Karen Ignagni is president of America’s Health Insurance Plans, an organization that represents most of the health insurance industry. She pointed out in the New York Times story that lower outlay for prescription drugs means the insurance companies can charge employers lower premiums, thus providing a cost benefit to employers. Adding those benefits to those enjoyed by the insurers makes it obvious that the new policy is a win-win except, of course, for those who can no longer afford to take drugs.

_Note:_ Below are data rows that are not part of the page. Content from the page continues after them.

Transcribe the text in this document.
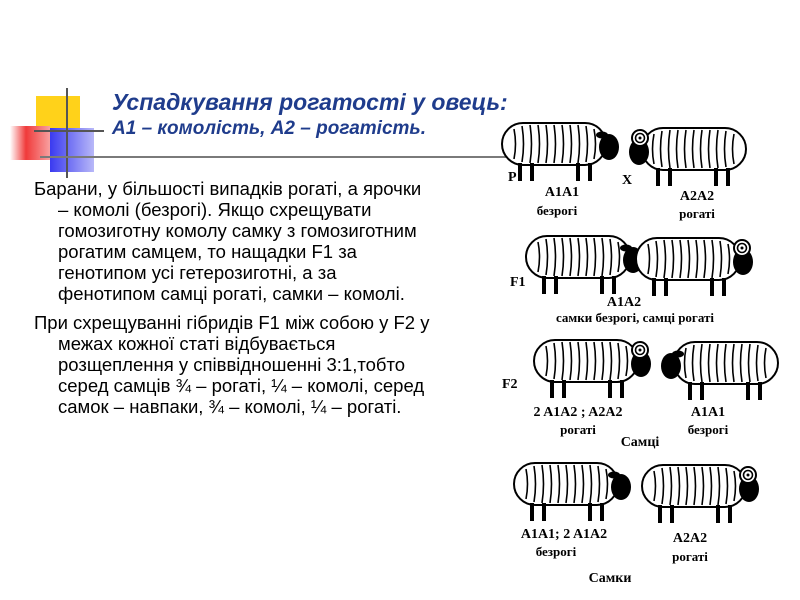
Успадкування рогатості у овець:
А1 – комолість, А2 – рогатість.

Барани, у більшості випадків рогаті, а ярочки – комолі (безрогі). Якщо схрещувати гомозиготну комолу самку з гомозиготним рогатим самцем, то нащадки F1 за генотипом усі гетерозиготні, а за фенотипом самці рогаті, самки – комолі.

При схрещуванні гібридів F1 між собою у F2 у межах кожної статі відбувається розщеплення у співвідношенні 3:1,тобто серед самців ¾ – рогаті, ¼ – комолі, серед самок – навпаки, ¾ – комолі, ¼ – рогаті.

P	X
A1A1
безрогі
A2A2
рогаті
F1
A1A2
самки безрогі, самці рогаті
F2
2 A1A2 ; A2A2
рогаті
A1A1
безрогі
Самці
A1A1; 2 A1A2
безрогі
A2A2
рогаті
Самки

In George Bush’s United States 47 million people have no health insurance. In George Bush’s United States 9 million children have no health insurance. Thanks to the creation of Tier 4, we will soon have a new class of citizen. It will comprise people who have insurance but are unable to pay for the drugs needed to keep them in or restore them to, good health. In a few years we will know how many people are members of their class. They will join the uninsureds as statistics.


Discuss this column

  1. First of all, great article enjoyed reading it. Love the pictures also. Black and white always gets to me.
    Secondly, coming from Canada, I’m a bit put off by US politics and the fine print thereof. I usually drop the names and stick with the rest of the story so you’ll rarely hear me passing a judgment on a US politician – I barely know them and honestly, I don’t care. Hopefully my comments don’t suffer too much because of it, although I’m thinking this is rather another vantage point.
    However being your northern neighbor, the bigger picture does in fact interest me a lot. And in your case it’s the incapacity for the US to get rid of those modern day health Shylocks. They seem to be preparing the same thing for us too.
    Often dismissed as “part of the way the economy works”, healthcare when left to those who care more for the health of their portfolios has the karma of a self-engulfing black hole. A never ending spiral of profits for the investors at the expense of the sick.
    I think the only way to come to terms with the problem is to come to admit that no philosophy is absolute, that pure capitalism can’t work.
    In this regard, all I’ve seen as of late coming from the US is a series of side-steps to prevaricate around the bush (so to speak). The system is broken and in a state of disrepair but no one wants to admit it so no steps are taken to fix it.

    My other point of view is that insurance has a strong role to play in the actual problem. As I see it, most health execs (oxymoron?) can turn around and tell people who find the price of healthcare out of control to just go and get insurance. I’m willing to bet what people are paying for their insurance today is what it would have cost them for their full Medicare bill 20 years ago. And arguably insurance is what keeps the price of healthcare in the US high. So I say why spend money on insurance schemes when you can put it in a working healthcare system? Naaaa… it would be a sign that the system doesn’t work as advertised and that’s a no-no.

    There is also another take on this. What if, in the end, health insurance is just a surcharge, since in the end, the money is coming from public funds and the sick who have to pay? Why pay a private, for profit corporation to smooth out the discrepancies (and doing a lousy job of it also!) while taking a nice chunk in return? Well this would mean that for years the US public was conned or at least coerced and that is too much to admit, I guess.

    Mind you, I shouldn’t be talking too much – the current load of leaders in Canada look like they’d love to get their fingers into the healthcare cookie jar also.